Why leave RRC? Ultimately, I want to be in a position in which I can act as a guide for people who are in morally muddy situations as they try to figure out what they ought to do. This is exactly the sort of thing I've really been thinking I'd be able to do as a rabbi. The funny thing is that while I really love the Reconstructionist theology and it makes oodles of sense to me--far more sense than any theology offered by any other denomination of Judaism--the manner in which it's being implemented now (as opposed to thirty years ago) is so post-modern and post-halachic and post-realist that they practically don't believe in right answers any longer, but I do. Today's Reconstructionist tends to view the world as a tangled mess upon which it is her job to superimpose her own vision of order and meaning, whereas I tend to go around digging through the tangled mess in hopes of finding its inherent order and meaning. Jarah said once that mine is a much more religious approach because I'm asserting some sort of faith in the idea that there *is* order and meaning already there, whereas Today's Reconstructionist takes it as a given that there isn't any, and never was. Maybe she's right, and maybe my whole truth-truth-truth worldview ultimately rests upon blind faith born of an emotional attachment to an idea that I just don't want to relinquish. To be honest, even trying to consider the idea of there being no objective reality at all makes my shoulders stiffen with anxiety. Maybe Today's Reconstructionist is more evolved than I am, and in fact the only truth is that there is none. I can't exactly disprove the notion. It's just that it doesn't make any sense to me, where as my objective-reality-based worldview does. Make sense to me, I mean. So RRC and I are taking temporary, or perhaps permanent, leave of each other because of philosophical differences.

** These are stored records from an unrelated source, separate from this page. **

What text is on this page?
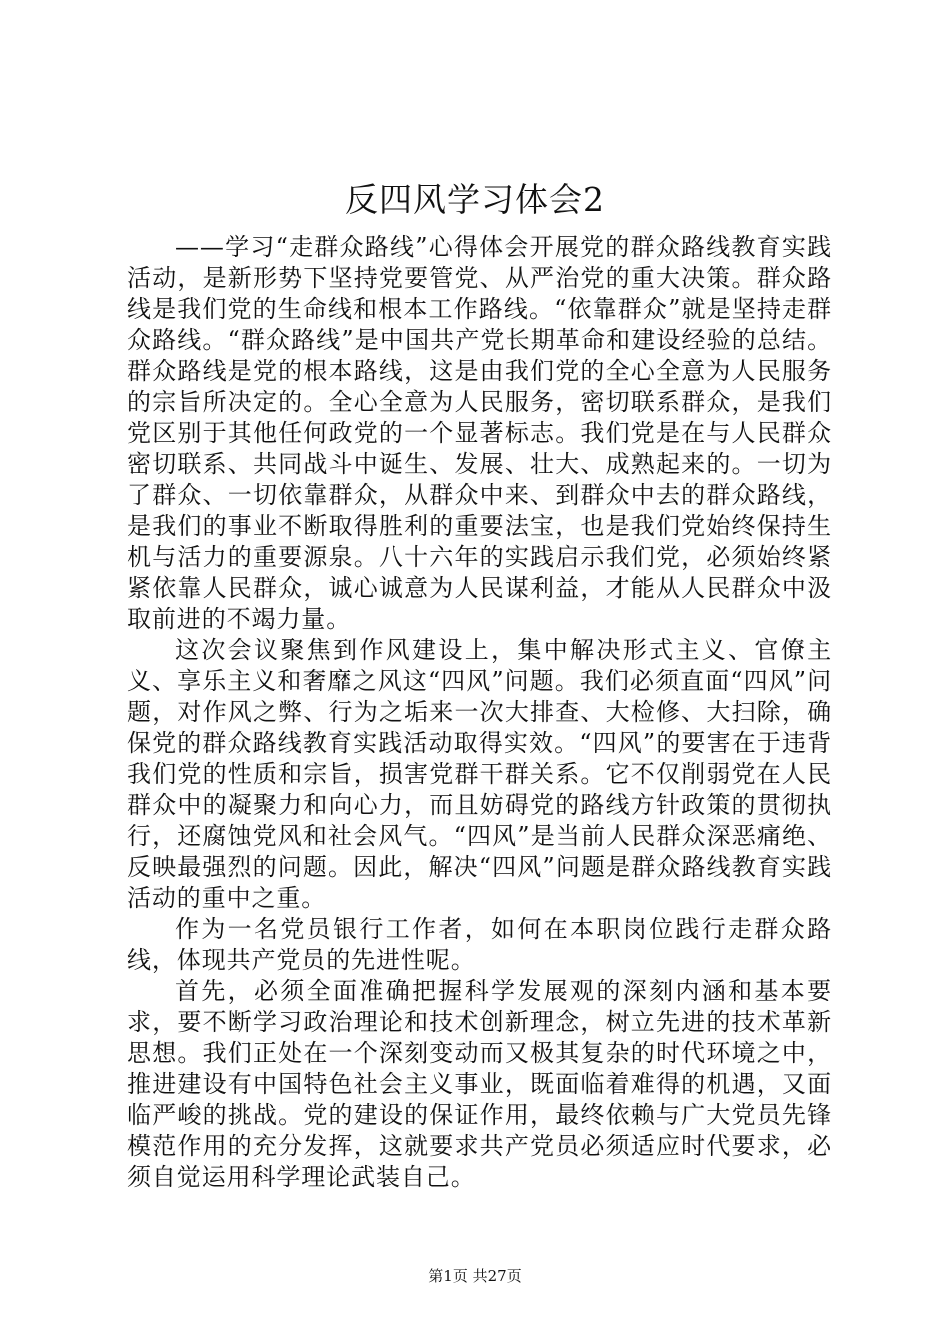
反四风学习体会2

——学习“走群众路线”心得体会开展党的群众路线教育实践活动，是新形势下坚持党要管党、从严治党的重大决策。群众路线是我们党的生命线和根本工作路线。“依靠群众”就是坚持走群众路线。“群众路线”是中国共产党长期革命和建设经验的总结。群众路线是党的根本路线，这是由我们党的全心全意为人民服务的宗旨所决定的。全心全意为人民服务，密切联系群众，是我们党区别于其他任何政党的一个显著标志。我们党是在与人民群众密切联系、共同战斗中诞生、发展、壮大、成熟起来的。一切为了群众、一切依靠群众，从群众中来、到群众中去的群众路线，是我们的事业不断取得胜利的重要法宝，也是我们党始终保持生机与活力的重要源泉。八十六年的实践启示我们党，必须始终紧紧依靠人民群众，诚心诚意为人民谋利益，才能从人民群众中汲取前进的不竭力量。

这次会议聚焦到作风建设上，集中解决形式主义、官僚主义、享乐主义和奢靡之风这“四风”问题。我们必须直面“四风”问题，对作风之弊、行为之垢来一次大排查、大检修、大扫除，确保党的群众路线教育实践活动取得实效。“四风”的要害在于违背我们党的性质和宗旨，损害党群干群关系。它不仅削弱党在人民群众中的凝聚力和向心力，而且妨碍党的路线方针政策的贯彻执行，还腐蚀党风和社会风气。“四风”是当前人民群众深恶痛绝、反映最强烈的问题。因此，解决“四风”问题是群众路线教育实践活动的重中之重。

作为一名党员银行工作者，如何在本职岗位践行走群众路线，体现共产党员的先进性呢。

首先，必须全面准确把握科学发展观的深刻内涵和基本要求，要不断学习政治理论和技术创新理念，树立先进的技术革新思想。我们正处在一个深刻变动而又极其复杂的时代环境之中，推进建设有中国特色社会主义事业，既面临着难得的机遇，又面临严峻的挑战。党的建设的保证作用，最终依赖与广大党员先锋模范作用的充分发挥，这就要求共产党员必须适应时代要求，必须自觉运用科学理论武装自己。

第1页 共27页
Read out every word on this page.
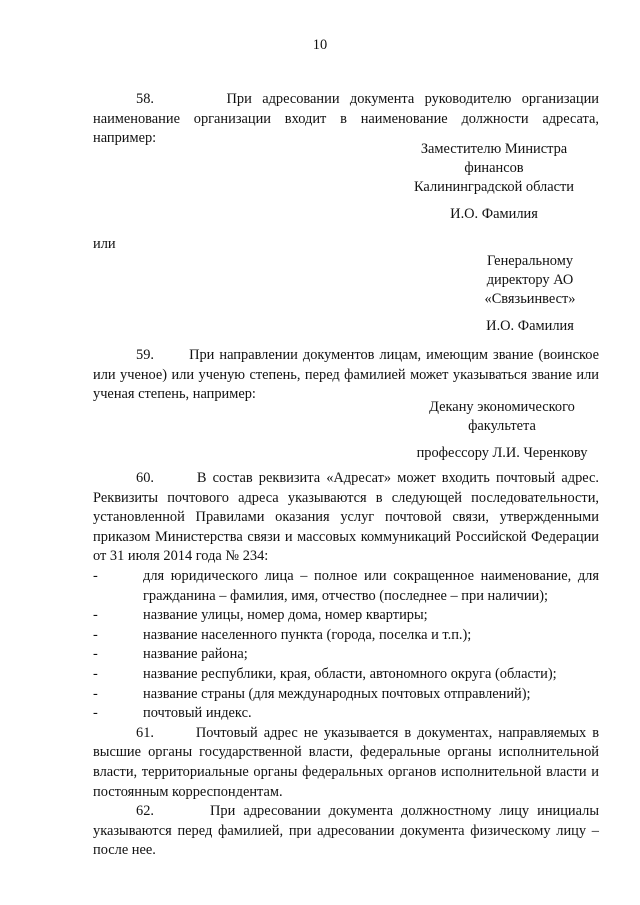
10

58.       При адресовании документа руководителю организации наименование организации входит в наименование должности адресата, например:

Заместителю Министра
финансов
Калининградской области
И.О. Фамилия
или
Генеральному
директору АО
«Связьинвест»
И.О. Фамилия

59.       При направлении документов лицам, имеющим звание (воинское или ученое) или ученую степень, перед фамилией может указываться звание или ученая степень, например:

Декану экономического
факультета
профессору Л.И. Черенкову

60.       В состав реквизита «Адресат» может входить почтовый адрес. Реквизиты почтового адреса указываются в следующей последовательности, установленной Правилами оказания услуг почтовой связи, утвержденными приказом Министерства связи и массовых коммуникаций Российской Федерации от 31 июля 2014 года № 234:

-	для юридического лица – полное или сокращенное наименование, для гражданина – фамилия, имя, отчество (последнее – при наличии);
-	название улицы, номер дома, номер квартиры;
-	название населенного пункта (города, поселка и т.п.);
-	название района;
-	название республики, края, области, автономного округа (области);
-	название страны (для международных почтовых отправлений);
-	почтовый индекс.

61.       Почтовый адрес не указывается в документах, направляемых в высшие органы государственной власти, федеральные органы исполнительной власти, территориальные органы федеральных органов исполнительной власти и постоянным корреспондентам.

62.       При адресовании документа должностному лицу инициалы указываются перед фамилией, при адресовании документа физическому лицу – после нее.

So why bioethics? Well, I haven't met a bioethical issue yet that hasn't slurped me in with its intoxicating combination of a need for rasor-sharp religiophilosophical distinctions and life-and-death urgency. It's applied philosophy at its best. I don't mean to suggest that I have all the answers, but I do think (believe (hope)) that I have the capacity to understand the weight of the various sides of each issue, and that I'll be able to contribute, eventually, sophisticated suggestions about how to proceed in specific cases. Obviously, this sort of work is attractive to someone who believes in right answers even in the trickiest of situations, or at least in the existence of a best answer that becomes visible to the diligent and creative searcher. I don't know if I'm mentally capable of finding them, but at any rate I've learned enough about the movement that I now realize I wouldn't really be called upon, even, to search for them if I were working as a Reconstructionist rabbi.
My latest hero is a lady named Nancy Dubler who taught a course at Drisha's Winter Week of Learning last December. She's in charge of the ethics program at a hospital in the Bronx, and she wrote a book called Bioethics Mediation about the sort of clinical one-case-at-a-time kind of work that I think I'd like to do, in which you go into a hospital room and meet the patient and the family, or if the patient's comatose, you just meet the family, and you learn what's going on and why nobody can agree upon what to do, and you try to lend clarity to the situation and give some sound advice. Of course in this process there is also going to be some counseling involved, especially when family members disagree over who has the clearest understanding of the patient's best interests, which is why the book was called Bioethics Mediation. Dubler has her J.D. from Harvard, so she can give official legal advice as well as being a sensitive counselor, and it makes me wonder whether I should be looking at law schools while I'm at CUNY. It's certainly been suggested before, by family and friends as well as near-strangers who have heard me stubbornly arguing a point, but I never really took it seriously. I tend to think of law school as insurmountably difficult, but I'd be willing to be wrong.
So now you know. Next step is to compose a letter to RRC's e-mail announcement list and let them know I won't be back next year. That's going to be a delicate task.